Como Ahorrar DineroConocer la composición de los alimentos y como combinarlos para que se potencien sus nutrientes nos ayuda a sacarles el máximo rendimiento, lo cual mejora nuestra dieta y nuestra salud.

El calcio más la vitamina D. Además de ayudar a fijar el calcio en los huesos, la vitamina D es fundamental para fomentar su absorción en el intestino, ya que impulsa a las células de éste a formar las estructuras necesarias para que el calcio entre mediante ellas al torrente sanguíneo. Los alimentos ricos en calcio son, lácteos, frutos secos, legumbres, verduras. En vitamina D, pescado, mantequilla, quesos grasos.

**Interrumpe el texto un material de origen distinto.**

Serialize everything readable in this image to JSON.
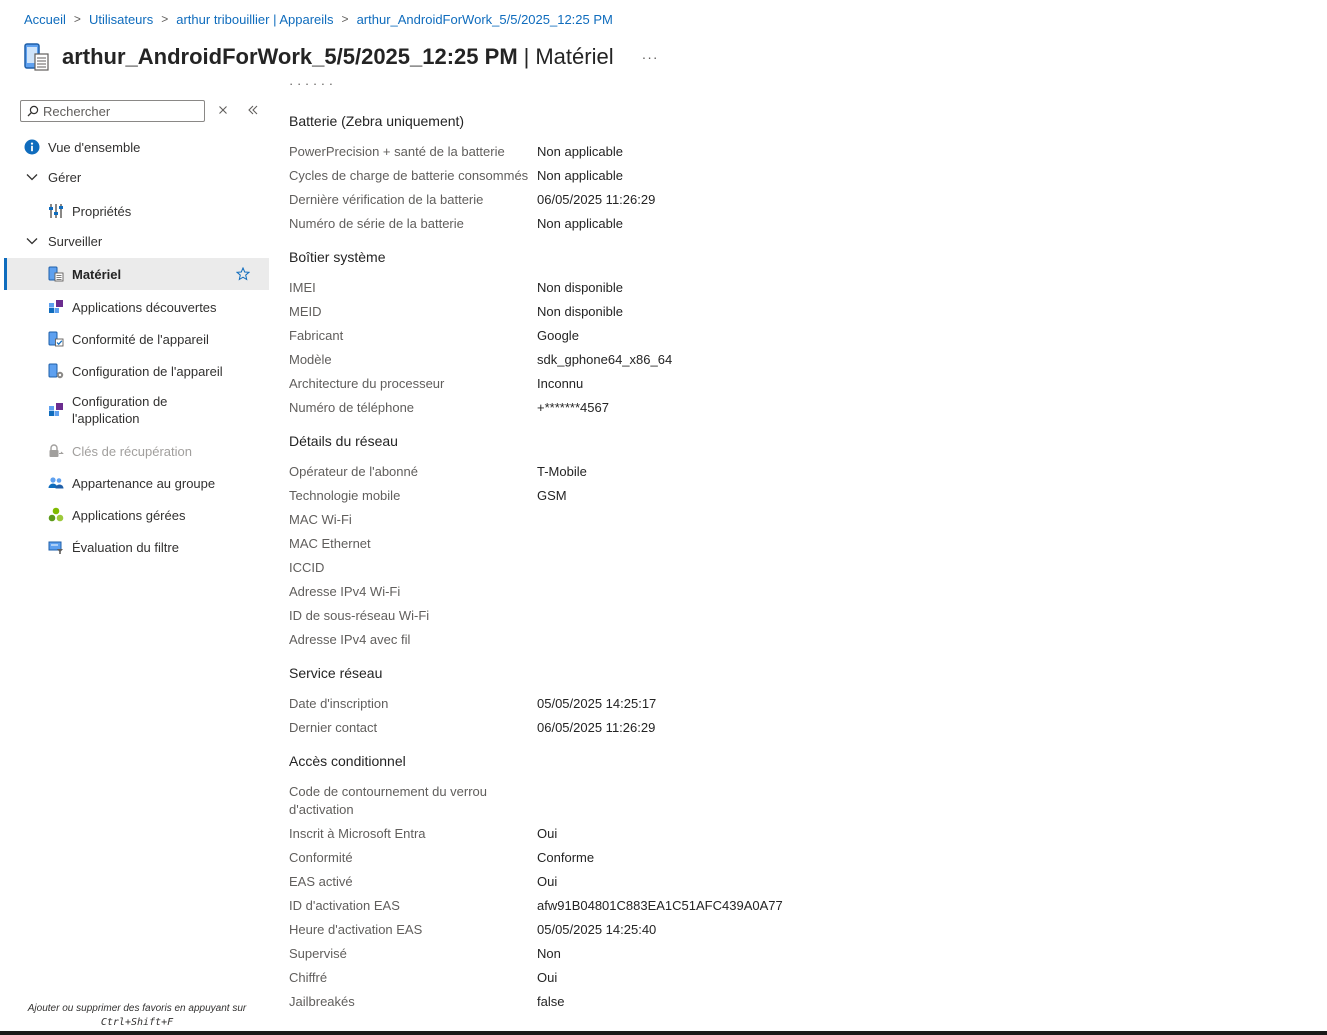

Hierro más vitamina C. Las legumbres y verduras de hoja verde son buenas fuentes de hierro, pero su absorción es tres veces menor que el de origen animal. Si al comerlas las combinamos con algún alimento rico en vitamina C provocaremos una serie de cambios en el hierro inorgánico que facilitarán su absorción. Los alimentos ricos en hierro inorgánico son, legumbres, cereales integrales y verduras; y en vitamina C, cítricos, kiwis, pimientos rojos y piñas.

Proteínas más vitamina B12. La vitamina B12 es imprescindible para la sangre y el sistema nervioso, pero para asimilarla debemos conjuntarla con proteínas. Durante la digestión de las proteínas, el estómago secreta enzimas digestivas que las fragmentan, al tiempo que liberan esta vitamina para que sea asimilada. Los alimentos ricos en proteínas son las legumbres, cereales, carnes, pescados, huevos, leche; y en vitamina B12, carnes, mariscos, huevos.

Inulina más magnesio. Además de prebiótica la insulina aumenta la absorción de magnesio en el colon, el mecanismo aún se desconoce, pero algunos expertos apuntan a que la acidificación que genera la flora intestinal al nutrirse de la inulina modifica las características del magnesio facilitando su absorción. Los alimentos que contienen inulina son puerro, espárrago, alcachofa, ajo, achicoria; y los que contienen magnesio, frutos secos, pescados, germen de trigo, cereales integrales y lácteos.
Es decir, como tantas veces nos han dicho nuestras madres y abuelas, una alimentación rica en vegetales, frutas y pescados garantizan una alimentación equilibrada y necesaria para alcanzar una vida longeva y sana.